In truth, this didn’t bother Te’oma much. As a changeling, she’d had few friends throughout her life, and she didn’t see the need for them. She preferred to stand on her own at all times, as life had long since taught her that relying on anyone else would only lead to disastrous disappointments.
The only person Te’oma had ever loved had been her daughter, and she’d done a poor job of caring for her. She’d left her to be raised by others, and they hadn’t protected the shapeshifting girl from the deadly fury of an angry mob.

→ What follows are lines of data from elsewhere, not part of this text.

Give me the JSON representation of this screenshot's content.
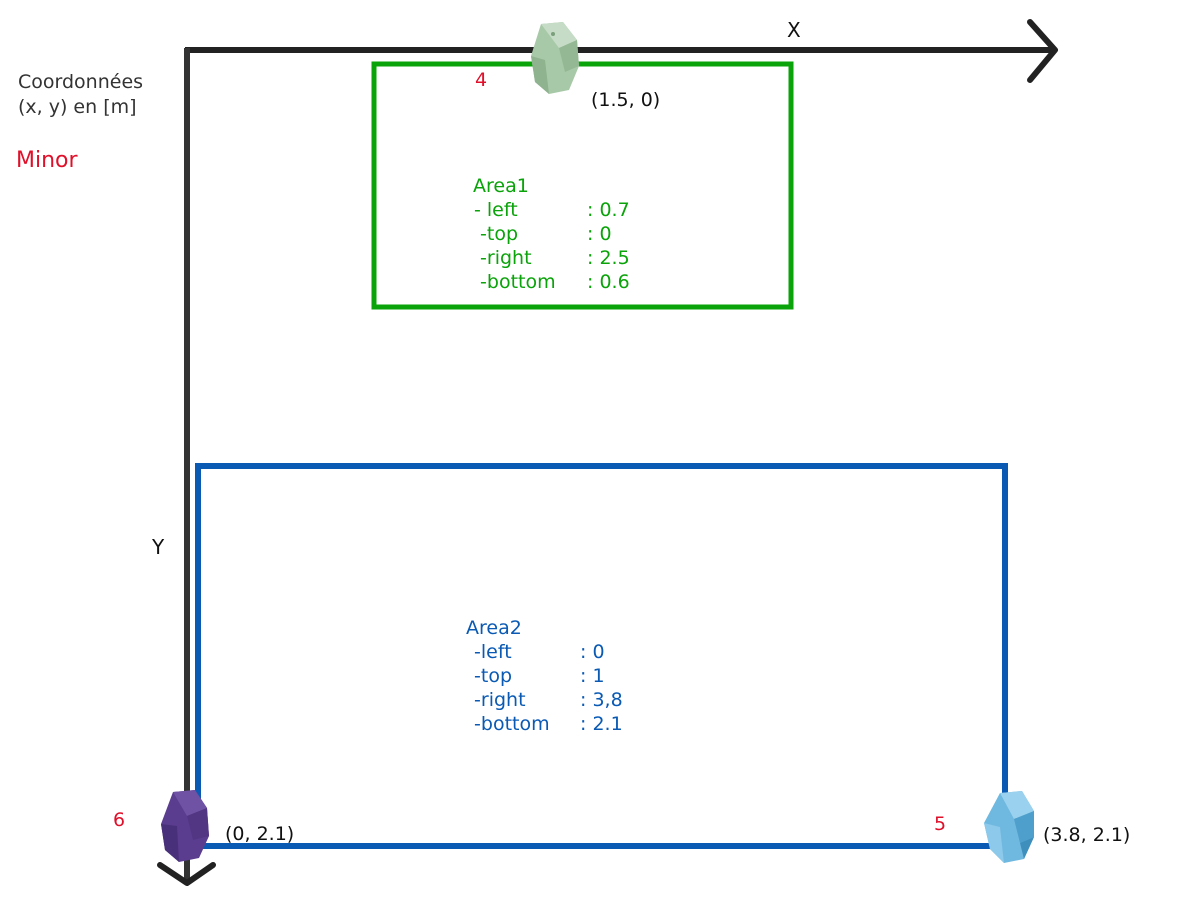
{
  "legend": {
    "coordinates_line1": "Coordonnées",
    "coordinates_line2": "(x, y) en [m]",
    "mode": "Minor"
  },
  "axes": {
    "x_label": "X",
    "y_label": "Y"
  },
  "areas": [
    {
      "name": "Area1",
      "color": "#0aa30a",
      "rows": [
        {
          "label": "- left",
          "value": ": 0.7"
        },
        {
          "label": " -top",
          "value": ": 0"
        },
        {
          "label": " -right",
          "value": ": 2.5"
        },
        {
          "label": " -bottom",
          "value": ": 0.6"
        }
      ]
    },
    {
      "name": "Area2",
      "color": "#0a5ab4",
      "rows": [
        {
          "label": " -left",
          "value": ": 0"
        },
        {
          "label": " -top",
          "value": ": 1"
        },
        {
          "label": " -right",
          "value": ": 3,8"
        },
        {
          "label": " -bottom",
          "value": ": 2.1"
        }
      ]
    }
  ],
  "beacons": [
    {
      "id": "4",
      "coords": "(1.5, 0)",
      "color": "#a8c9a8",
      "icon": "beacon-icon"
    },
    {
      "id": "6",
      "coords": "(0, 2.1)",
      "color": "#5b3d8f",
      "icon": "beacon-icon"
    },
    {
      "id": "5",
      "coords": "(3.8, 2.1)",
      "color": "#6fb8e0",
      "icon": "beacon-icon"
    }
  ],
  "colors": {
    "axis": "#222222",
    "id_label": "#e0102a",
    "text": "#111111"
  }
}
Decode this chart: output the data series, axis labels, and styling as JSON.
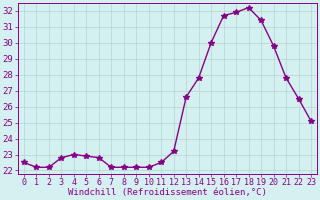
{
  "x": [
    0,
    1,
    2,
    3,
    4,
    5,
    6,
    7,
    8,
    9,
    10,
    11,
    12,
    13,
    14,
    15,
    16,
    17,
    18,
    19,
    20,
    21,
    22,
    23
  ],
  "y": [
    22.5,
    22.2,
    22.2,
    22.8,
    23.0,
    22.9,
    22.8,
    22.2,
    22.2,
    22.2,
    22.2,
    22.5,
    23.2,
    26.6,
    27.8,
    30.0,
    31.7,
    31.9,
    32.2,
    31.4,
    29.8,
    27.8,
    26.5,
    25.1
  ],
  "line_color": "#880088",
  "marker": "*",
  "markersize": 4,
  "linewidth": 1.0,
  "bg_color": "#d5f0f0",
  "grid_color": "#b0d8cc",
  "xlabel": "Windchill (Refroidissement éolien,°C)",
  "xlabel_color": "#880088",
  "xlabel_fontsize": 6.5,
  "ylabel_fontsize": 6.5,
  "tick_fontsize": 6.0,
  "ylim": [
    21.8,
    32.5
  ],
  "yticks": [
    22,
    23,
    24,
    25,
    26,
    27,
    28,
    29,
    30,
    31,
    32
  ],
  "xticks": [
    0,
    1,
    2,
    3,
    4,
    5,
    6,
    7,
    8,
    9,
    10,
    11,
    12,
    13,
    14,
    15,
    16,
    17,
    18,
    19,
    20,
    21,
    22,
    23
  ],
  "xlim": [
    -0.5,
    23.5
  ]
}
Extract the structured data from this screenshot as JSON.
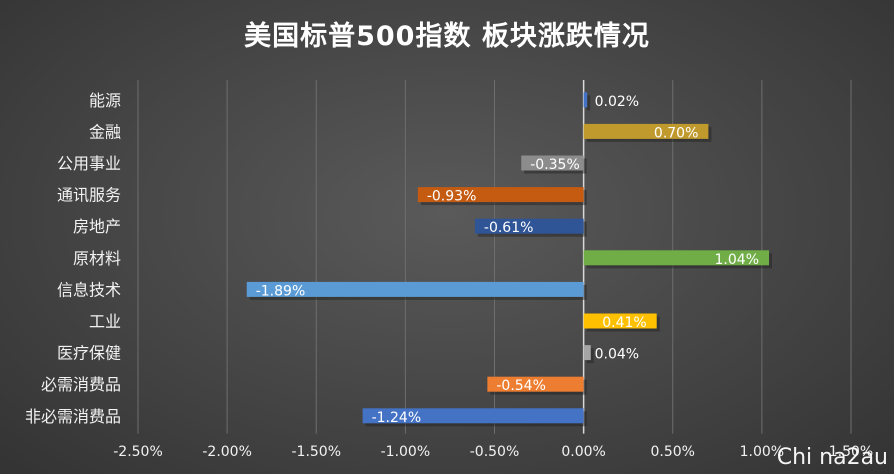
{
  "chart_data": {
    "type": "bar",
    "orientation": "horizontal",
    "title": "美国标普500指数 板块涨跌情况",
    "categories": [
      "能源",
      "金融",
      "公用事业",
      "通讯服务",
      "房地产",
      "原材料",
      "信息技术",
      "工业",
      "医疗保健",
      "必需消费品",
      "非必需消费品"
    ],
    "values": [
      0.02,
      0.7,
      -0.35,
      -0.93,
      -0.61,
      1.04,
      -1.89,
      0.41,
      0.04,
      -0.54,
      -1.24
    ],
    "value_labels": [
      "0.02%",
      "0.70%",
      "-0.35%",
      "-0.93%",
      "-0.61%",
      "1.04%",
      "-1.89%",
      "0.41%",
      "0.04%",
      "-0.54%",
      "-1.24%"
    ],
    "colors": [
      "#4472c4",
      "#c09a2c",
      "#8c8c8c",
      "#c55a11",
      "#2f5597",
      "#70ad47",
      "#5b9bd5",
      "#ffc000",
      "#a5a5a5",
      "#ed7d31",
      "#4472c4"
    ],
    "xlim": [
      -2.5,
      1.5
    ],
    "x_ticks": [
      -2.5,
      -2.0,
      -1.5,
      -1.0,
      -0.5,
      0.0,
      0.5,
      1.0,
      1.5
    ],
    "x_tick_labels": [
      "-2.50%",
      "-2.00%",
      "-1.50%",
      "-1.00%",
      "-0.50%",
      "0.00%",
      "0.50%",
      "1.00%",
      "1.50%"
    ],
    "grid": true,
    "legend": "none"
  },
  "watermark": "Chi na2au"
}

Although Te’oma had not spent much time in her daughter’s presence, she’d established a telepathic link with the girl from the first possible moment, and she’d kept in contact with the girl every day since. No matter how far apart Te’oma’s journeys placed them, she could always reach out and converse with her daughter’s mind.
Te’oma was a thousand miles away the day her daughter died. She’d known that trouble had been brewing, but she had no way to reach the girl in time. Her daughter died with her screams echoing in Te’oma’s head.
When the first rays of the sun broke over the lowest points of the Ironroot Mountains, Te’oma had been dreaming about her daughter. She woke to find that she’d been weeping in her sleep. This sort of thing happened to her far too often these days, which was yet another reason for her to sleep away from the others.
“Are you hurt?” Esprë had said.
Te’oma had looked up to see the young elf peering at her over the bridge’s inside railing. She had known her face probably looked wet and puffy, but in a flash she’d morphed it back into its standard, unreadable state.
“Never better,” she’d said. She’d stood and let her cloak unfurl around her, the leathery edges flapping in the breeze as it spread out into wide, batlike wings.
“Wait,” Esprë had said before the changeling could flap away.
Te’oma had leaped into the air and turned about, her wings beating fast enough to keep her hovering the air before the bridge. Xalt, the warforged, had stood beside the girl, his hand on a knife tucked into his belt. Esprë had kept her hands on the wheel, keeping the airship on an even keel.
The elf-maid had stared up at the changeling for a moment then opened her mouth and said, “Thanks.”
Te’oma had nodded and flung herself high into the air. Whirling her way around the barely restrained elemental ring of fire that encircled the ship, she peeled off into the sky and let the wind carry her away.